Oceans are polluted with plastic, it’s nothing new. Every day, 1000 kg of plastic waste enters the water, despite all warnings from scientists. These are mostly bigger parts of plastic, which you often see on photographs: fish in plastic, sea turtles in a plastic bag, nets and fishing lines around dolphins, seabirds suffocated in plastic, bottles washed up on coastlines, the examples are endless.
In the meantime small microplastics are found everywhere in the world, in densely populated areas up to the highest mountain tops, but also in human tissue like brains, placenta and other places.

Plastic pollution in the ocean

But in July 2025 the leading scientific magazine Nature published a new shocking article. The study is about a different, hidden source of plastic waste: nanometre-scale particles which are literally everywhere, according a researcher of the Helmholtz Centre for Environmental Research in Leipzig.

The researchers took samples of the sea water on three different depts, representative for the different environment in the North-Atlantic Ocean. They took samples on 12 locations in November 2020. in the system of circular currents called the North Atlantic subtropical gyre; 4 in the open ocean; and 3 from coastal areas on the European continental shelf. On each of these locations samples were taken at 10 and 1000 metres from the surface and also on 30 metres from the bottom of the ocean. After that they were filtered out in different ways.

Three types of plastic were found: PET, polystyrene and PVC. In average concentrations of 18 milligram per cubic meter, which means about 27 million tons of nanoplastics spread over the top layer of the North-Atlantic Ocean alone, in a moderate to subtropic climate. It means that nanoplastics make out the biggest part of plastic waste in the sea. It’s estimated that about 3 million tons of plastic is floating in the oceans worldwide, exclude nanoplastics.

What’s the difference between micro and nanoplastics? Microplastics are between 1 micrometer and 5 millimetre. Nanoplastics are smaller than a micrometer or 106 metre or one thousands of a millimetre. As a comparison, according to Wikipedia, a human hair is between 17 and 180 micrometer.
Small particles like this are behaving differently. Gravity has no effect on them, they won’t sink to the bottom. They spread over the water column by random movement and by collisions with water molecules.

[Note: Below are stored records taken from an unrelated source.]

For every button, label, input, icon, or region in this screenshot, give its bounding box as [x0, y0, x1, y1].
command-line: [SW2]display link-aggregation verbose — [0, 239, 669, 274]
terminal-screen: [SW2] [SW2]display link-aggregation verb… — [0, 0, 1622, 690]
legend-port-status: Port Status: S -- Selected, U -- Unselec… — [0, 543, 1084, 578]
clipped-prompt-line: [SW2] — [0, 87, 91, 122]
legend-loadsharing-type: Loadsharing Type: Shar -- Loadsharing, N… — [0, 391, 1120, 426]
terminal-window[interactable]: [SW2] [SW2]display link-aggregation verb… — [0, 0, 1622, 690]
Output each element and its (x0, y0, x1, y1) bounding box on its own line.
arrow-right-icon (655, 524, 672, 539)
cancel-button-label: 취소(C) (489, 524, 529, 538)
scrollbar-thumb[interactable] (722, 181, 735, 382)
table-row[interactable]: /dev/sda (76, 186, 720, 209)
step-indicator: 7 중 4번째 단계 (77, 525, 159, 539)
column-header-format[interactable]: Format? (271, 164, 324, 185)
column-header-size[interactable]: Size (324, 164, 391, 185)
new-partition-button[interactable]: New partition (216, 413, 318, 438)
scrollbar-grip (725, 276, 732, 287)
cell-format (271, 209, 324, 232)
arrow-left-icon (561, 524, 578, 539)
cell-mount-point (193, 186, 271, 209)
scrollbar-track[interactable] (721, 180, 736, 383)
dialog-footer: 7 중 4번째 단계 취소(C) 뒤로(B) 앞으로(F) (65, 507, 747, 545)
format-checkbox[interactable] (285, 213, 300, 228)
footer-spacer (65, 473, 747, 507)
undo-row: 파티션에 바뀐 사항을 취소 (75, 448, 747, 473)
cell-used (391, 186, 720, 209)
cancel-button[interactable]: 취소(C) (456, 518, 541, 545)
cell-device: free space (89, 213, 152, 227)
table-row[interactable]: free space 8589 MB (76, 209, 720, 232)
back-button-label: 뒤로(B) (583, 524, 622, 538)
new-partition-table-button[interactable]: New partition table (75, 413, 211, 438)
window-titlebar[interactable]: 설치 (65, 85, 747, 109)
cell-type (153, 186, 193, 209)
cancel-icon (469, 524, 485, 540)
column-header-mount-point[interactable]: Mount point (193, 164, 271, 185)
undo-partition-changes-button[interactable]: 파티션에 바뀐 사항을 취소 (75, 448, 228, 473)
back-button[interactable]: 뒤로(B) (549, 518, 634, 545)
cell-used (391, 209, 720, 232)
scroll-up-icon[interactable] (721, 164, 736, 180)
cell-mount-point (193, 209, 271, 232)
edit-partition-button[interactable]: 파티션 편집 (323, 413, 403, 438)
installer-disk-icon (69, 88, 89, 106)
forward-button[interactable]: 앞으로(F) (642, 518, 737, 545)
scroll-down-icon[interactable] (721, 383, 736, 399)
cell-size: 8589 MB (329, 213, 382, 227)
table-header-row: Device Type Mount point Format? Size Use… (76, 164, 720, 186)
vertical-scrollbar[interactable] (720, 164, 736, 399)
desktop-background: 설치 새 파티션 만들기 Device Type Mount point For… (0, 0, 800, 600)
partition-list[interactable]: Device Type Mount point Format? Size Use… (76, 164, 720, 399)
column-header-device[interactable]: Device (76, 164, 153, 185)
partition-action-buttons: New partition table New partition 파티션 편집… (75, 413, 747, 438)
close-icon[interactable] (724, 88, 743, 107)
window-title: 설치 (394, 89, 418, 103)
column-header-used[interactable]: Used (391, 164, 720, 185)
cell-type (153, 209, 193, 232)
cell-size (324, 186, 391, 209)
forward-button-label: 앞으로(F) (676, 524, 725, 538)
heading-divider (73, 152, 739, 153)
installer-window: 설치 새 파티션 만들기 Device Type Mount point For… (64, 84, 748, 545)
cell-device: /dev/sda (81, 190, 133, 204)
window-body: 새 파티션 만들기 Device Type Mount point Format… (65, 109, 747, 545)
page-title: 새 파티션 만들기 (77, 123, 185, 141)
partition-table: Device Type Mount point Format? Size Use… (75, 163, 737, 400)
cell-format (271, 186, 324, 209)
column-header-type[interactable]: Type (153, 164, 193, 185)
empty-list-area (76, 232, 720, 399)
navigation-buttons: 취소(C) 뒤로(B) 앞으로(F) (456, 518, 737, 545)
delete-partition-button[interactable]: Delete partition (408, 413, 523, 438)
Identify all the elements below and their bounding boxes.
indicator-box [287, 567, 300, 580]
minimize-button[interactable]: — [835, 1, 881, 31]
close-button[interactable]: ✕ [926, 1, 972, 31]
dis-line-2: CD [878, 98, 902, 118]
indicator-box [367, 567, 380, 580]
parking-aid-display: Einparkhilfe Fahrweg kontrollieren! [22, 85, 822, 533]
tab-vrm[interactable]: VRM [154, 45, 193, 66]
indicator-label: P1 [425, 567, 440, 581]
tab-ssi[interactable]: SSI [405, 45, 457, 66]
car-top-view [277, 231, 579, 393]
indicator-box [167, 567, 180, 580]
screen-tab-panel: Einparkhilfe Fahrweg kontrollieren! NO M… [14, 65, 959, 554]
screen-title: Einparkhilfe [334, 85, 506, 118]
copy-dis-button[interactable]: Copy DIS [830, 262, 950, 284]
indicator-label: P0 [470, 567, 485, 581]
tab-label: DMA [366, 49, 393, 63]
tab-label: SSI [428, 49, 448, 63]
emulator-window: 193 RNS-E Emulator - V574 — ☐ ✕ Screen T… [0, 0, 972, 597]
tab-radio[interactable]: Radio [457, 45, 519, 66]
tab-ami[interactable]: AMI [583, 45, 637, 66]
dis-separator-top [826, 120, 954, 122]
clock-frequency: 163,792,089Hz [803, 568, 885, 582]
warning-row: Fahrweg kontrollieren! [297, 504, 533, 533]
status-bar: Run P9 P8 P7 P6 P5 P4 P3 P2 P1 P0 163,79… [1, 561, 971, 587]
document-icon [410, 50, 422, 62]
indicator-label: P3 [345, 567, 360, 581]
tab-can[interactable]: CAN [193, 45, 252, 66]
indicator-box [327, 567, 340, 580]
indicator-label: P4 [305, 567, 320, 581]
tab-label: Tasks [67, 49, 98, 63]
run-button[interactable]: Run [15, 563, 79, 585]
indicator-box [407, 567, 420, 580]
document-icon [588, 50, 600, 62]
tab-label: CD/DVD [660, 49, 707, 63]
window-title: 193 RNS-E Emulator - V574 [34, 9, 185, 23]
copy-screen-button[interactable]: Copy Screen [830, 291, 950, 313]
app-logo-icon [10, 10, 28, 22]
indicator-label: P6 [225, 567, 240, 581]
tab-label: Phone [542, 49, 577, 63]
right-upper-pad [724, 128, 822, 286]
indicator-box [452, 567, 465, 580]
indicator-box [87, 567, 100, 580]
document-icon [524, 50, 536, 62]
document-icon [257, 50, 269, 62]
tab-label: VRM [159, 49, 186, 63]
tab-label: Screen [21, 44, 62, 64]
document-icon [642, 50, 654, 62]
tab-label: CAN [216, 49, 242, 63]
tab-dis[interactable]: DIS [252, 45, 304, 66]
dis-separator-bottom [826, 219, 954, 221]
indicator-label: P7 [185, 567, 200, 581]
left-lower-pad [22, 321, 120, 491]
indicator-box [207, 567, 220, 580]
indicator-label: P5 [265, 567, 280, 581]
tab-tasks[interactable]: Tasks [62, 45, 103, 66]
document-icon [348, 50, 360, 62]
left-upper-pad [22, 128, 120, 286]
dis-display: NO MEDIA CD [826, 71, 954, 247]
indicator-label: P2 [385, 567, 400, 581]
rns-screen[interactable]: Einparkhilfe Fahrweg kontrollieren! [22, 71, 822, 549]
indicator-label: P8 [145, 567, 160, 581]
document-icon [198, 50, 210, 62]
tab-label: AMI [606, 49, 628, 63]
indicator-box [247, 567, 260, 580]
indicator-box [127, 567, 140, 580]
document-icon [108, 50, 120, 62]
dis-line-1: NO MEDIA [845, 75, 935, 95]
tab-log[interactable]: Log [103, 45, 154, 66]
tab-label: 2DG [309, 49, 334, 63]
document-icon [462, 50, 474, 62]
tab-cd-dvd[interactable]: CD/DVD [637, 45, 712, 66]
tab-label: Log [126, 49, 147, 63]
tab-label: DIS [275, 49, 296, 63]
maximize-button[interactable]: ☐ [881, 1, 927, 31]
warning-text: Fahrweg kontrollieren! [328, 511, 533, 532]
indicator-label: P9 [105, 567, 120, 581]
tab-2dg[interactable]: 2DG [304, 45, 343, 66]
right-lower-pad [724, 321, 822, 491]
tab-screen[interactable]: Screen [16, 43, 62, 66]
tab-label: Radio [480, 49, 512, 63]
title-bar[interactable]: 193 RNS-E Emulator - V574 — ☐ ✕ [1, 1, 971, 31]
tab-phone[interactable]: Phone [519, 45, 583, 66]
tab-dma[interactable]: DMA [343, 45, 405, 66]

This is very bad news, nanoplastics are so small they can pass through cell walls. This means that they are already incorporated into the ocean phytoplankton. Phytoplankton serves as a base of the marine food web and are able to be transferred to other species and eventually also to humans.

Due to the large estimated numbers we should take this problem, according the researchers, very seriously. Because of the toxic potential they could become the most problematic plastic particle for life in the ocean. Time to wake up and get into action, because the way nanoplastics can infiltrate every eco system and living cell is many times worse than we know until now from microplastics and other plastic pollutions.

In August 2025 there negotiations in Geneva by the UN about plastic pollution. The use of plastic can not only be limited, but also recycling should be a lot better and more, so that less plastic gets into the environment and water. We are all responsible and we each contribute our own bit.